At 9:20 p.m. on July 3, Mr. McSwain arrested Mr. Aleynikov, 39, at Newark Liberty Airport, accusing him of stealing software code from Goldman Sachs, his old employer. At a bail hearing three days later, a federal prosecutor asked that Mr. Aleynikov be held without bond because the code could be used to “unfairly manipulate” stock prices.

This case is still in its earliest stages, and some lawyers question whether Mr. Aleynikov should be prosecuted criminally, or whether a civil suit may be more appropriate. But the charges, along with civil cases in Chicago and New York involving other Wall Street firms, offer a glimpse into the turbulent world of ultrafast computerized stock trading.

Little understood outside the securities industry, the business has suddenly become one of the most competitive and controversial on Wall Street. At its heart are computer programs that take years to develop and are treated as closely guarded secrets.

Mr. Aleynikov, who is free on $750,000 bond, is suspected of having taken pieces of Goldman software that enables the buying and selling of shares in milliseconds. Banks and hedge funds use such programs to profit from tiny price discrepancies among markets and in some instances leap in front of bigger orders.

Defenders of the programs say they make trading more efficient. Critics say they are little more than a tax on long-term investors and can even worsen market swings.

But no one disputes that high-frequency trading is highly profitable. The Tabb Group, a financial markets research firm, estimates that the programs will make $8 billion this year for Wall Street firms. Bernard S. Donefer, a distinguished lecturer at Baruch College and the former head of markets systems at Fidelity Investments, says profits are even higher.

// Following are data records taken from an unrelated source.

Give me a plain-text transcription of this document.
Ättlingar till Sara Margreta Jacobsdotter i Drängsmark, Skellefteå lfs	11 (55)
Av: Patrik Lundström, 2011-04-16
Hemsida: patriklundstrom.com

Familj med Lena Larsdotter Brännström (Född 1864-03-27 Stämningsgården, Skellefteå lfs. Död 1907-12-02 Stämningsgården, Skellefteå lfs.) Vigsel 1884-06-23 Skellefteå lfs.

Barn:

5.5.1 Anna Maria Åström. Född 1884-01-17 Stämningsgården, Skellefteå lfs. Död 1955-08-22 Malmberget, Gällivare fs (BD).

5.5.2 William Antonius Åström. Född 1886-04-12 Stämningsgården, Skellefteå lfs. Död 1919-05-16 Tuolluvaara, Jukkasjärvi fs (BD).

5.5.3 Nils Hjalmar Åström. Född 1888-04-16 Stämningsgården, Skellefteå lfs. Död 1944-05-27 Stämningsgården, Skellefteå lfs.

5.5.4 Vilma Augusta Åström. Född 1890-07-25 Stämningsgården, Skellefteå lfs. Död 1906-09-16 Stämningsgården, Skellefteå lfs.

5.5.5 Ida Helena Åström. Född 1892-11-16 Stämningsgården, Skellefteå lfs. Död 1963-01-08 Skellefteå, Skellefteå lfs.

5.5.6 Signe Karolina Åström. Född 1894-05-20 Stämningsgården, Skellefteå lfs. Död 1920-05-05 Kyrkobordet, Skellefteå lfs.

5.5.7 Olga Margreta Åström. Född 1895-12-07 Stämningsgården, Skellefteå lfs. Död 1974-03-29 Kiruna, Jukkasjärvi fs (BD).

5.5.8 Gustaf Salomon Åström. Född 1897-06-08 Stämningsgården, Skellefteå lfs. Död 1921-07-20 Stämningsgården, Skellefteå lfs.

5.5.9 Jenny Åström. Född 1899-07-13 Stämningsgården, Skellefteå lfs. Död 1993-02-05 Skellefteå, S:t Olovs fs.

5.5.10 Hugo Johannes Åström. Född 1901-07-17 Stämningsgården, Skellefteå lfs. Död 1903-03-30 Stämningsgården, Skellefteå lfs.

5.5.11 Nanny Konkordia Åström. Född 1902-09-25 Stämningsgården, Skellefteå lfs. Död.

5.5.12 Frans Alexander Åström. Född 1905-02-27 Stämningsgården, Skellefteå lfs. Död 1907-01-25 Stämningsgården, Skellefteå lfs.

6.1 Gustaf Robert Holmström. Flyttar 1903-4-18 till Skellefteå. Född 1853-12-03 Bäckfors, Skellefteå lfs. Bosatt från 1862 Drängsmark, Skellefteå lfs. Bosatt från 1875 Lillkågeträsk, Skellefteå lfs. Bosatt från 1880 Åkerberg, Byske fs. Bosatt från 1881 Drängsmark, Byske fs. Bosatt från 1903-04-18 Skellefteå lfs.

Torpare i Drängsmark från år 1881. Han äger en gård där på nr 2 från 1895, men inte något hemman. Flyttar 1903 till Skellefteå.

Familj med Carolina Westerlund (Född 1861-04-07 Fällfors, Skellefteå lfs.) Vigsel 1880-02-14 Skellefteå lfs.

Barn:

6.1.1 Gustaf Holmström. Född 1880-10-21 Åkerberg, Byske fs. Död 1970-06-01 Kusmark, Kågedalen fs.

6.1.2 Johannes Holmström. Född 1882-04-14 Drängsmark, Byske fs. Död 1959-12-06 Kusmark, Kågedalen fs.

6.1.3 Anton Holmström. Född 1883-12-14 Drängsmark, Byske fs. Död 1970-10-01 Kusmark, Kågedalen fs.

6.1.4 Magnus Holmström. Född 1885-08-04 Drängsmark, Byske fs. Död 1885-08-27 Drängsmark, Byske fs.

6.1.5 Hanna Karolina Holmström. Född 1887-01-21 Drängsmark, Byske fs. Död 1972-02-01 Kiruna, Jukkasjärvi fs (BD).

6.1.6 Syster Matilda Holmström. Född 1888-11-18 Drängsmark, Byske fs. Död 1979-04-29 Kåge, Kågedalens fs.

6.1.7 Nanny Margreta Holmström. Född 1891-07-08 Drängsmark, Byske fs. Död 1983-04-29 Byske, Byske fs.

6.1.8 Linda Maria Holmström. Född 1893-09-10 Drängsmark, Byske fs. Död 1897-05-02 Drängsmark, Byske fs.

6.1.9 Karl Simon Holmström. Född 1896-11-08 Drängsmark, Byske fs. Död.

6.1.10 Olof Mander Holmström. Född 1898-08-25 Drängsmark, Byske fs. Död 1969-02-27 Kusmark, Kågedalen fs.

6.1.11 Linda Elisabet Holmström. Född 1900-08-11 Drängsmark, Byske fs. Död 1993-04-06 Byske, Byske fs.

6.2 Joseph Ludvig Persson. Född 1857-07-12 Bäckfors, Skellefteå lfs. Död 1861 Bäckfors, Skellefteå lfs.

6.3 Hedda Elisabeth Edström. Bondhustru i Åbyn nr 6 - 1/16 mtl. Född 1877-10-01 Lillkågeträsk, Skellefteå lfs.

“It is certainly growing,” said Larry Tabb, founder of the Tabb Group. “There’s more talent around, and the technology is getting cheaper.”

The profits have led to a gold rush, with hedge funds and investment banks dangling million-dollar salaries at software engineers. In one lawsuit, the Citadel Investment Group, a $12 billion hedge fund, revealed that it had paid tens of millions to two top programmers in the last seven years.

“A geek who writes code — those guys are now the valuable guys,” Mr. Donefer said.

The spate of lawsuits reflects the highly competitive nature of ultrafast trading, which is evolving quickly, largely because of broader changes in stock trading, securities industry experts say.

Until the late 1990s, big investors bought and sold large blocks of shares through securities firms like Morgan Stanley. But in the last decade, the profits from making big trades have vanished, so investment banks have become reluctant to take such risks.

Today, big investors divide large orders into smaller trades and parcel them to many exchanges, where traders compete to make a penny or two a share on each order. Ultrafast trading is an outgrowth of that strategy.

As Mr. Aleynikov and other programmers have discovered, investment banks do not take kindly to their leaving, especially if the banks believe that the programmers are taking code — the engine that drives trading — on their way out.

Mr. Aleynikov immigrated to the United States from Russia in 1991. In 1998, he joined IDT, a telecommunications company, where he wrote software to route calls and data more efficiently. In 2007, Goldman hired him as a vice president, paying him $400,000 a year, according to the federal complaint against him.

He lived in the central New Jersey suburbs with his wife and three young daughters. This year, the family moved to a $1.14 million mansion in North Caldwell, best known as Tony Soprano’s hometown.

A video on YouTube portrays Mr. Aleynikov as a disheveled workaholic who suffers through romantic misadventures before finding love when he rubs a lamp and a genie fulfills his wish by granting him a wife. A friend, Vladimir Itkin, says the Aleynikovs are devoted to their children and seem very close.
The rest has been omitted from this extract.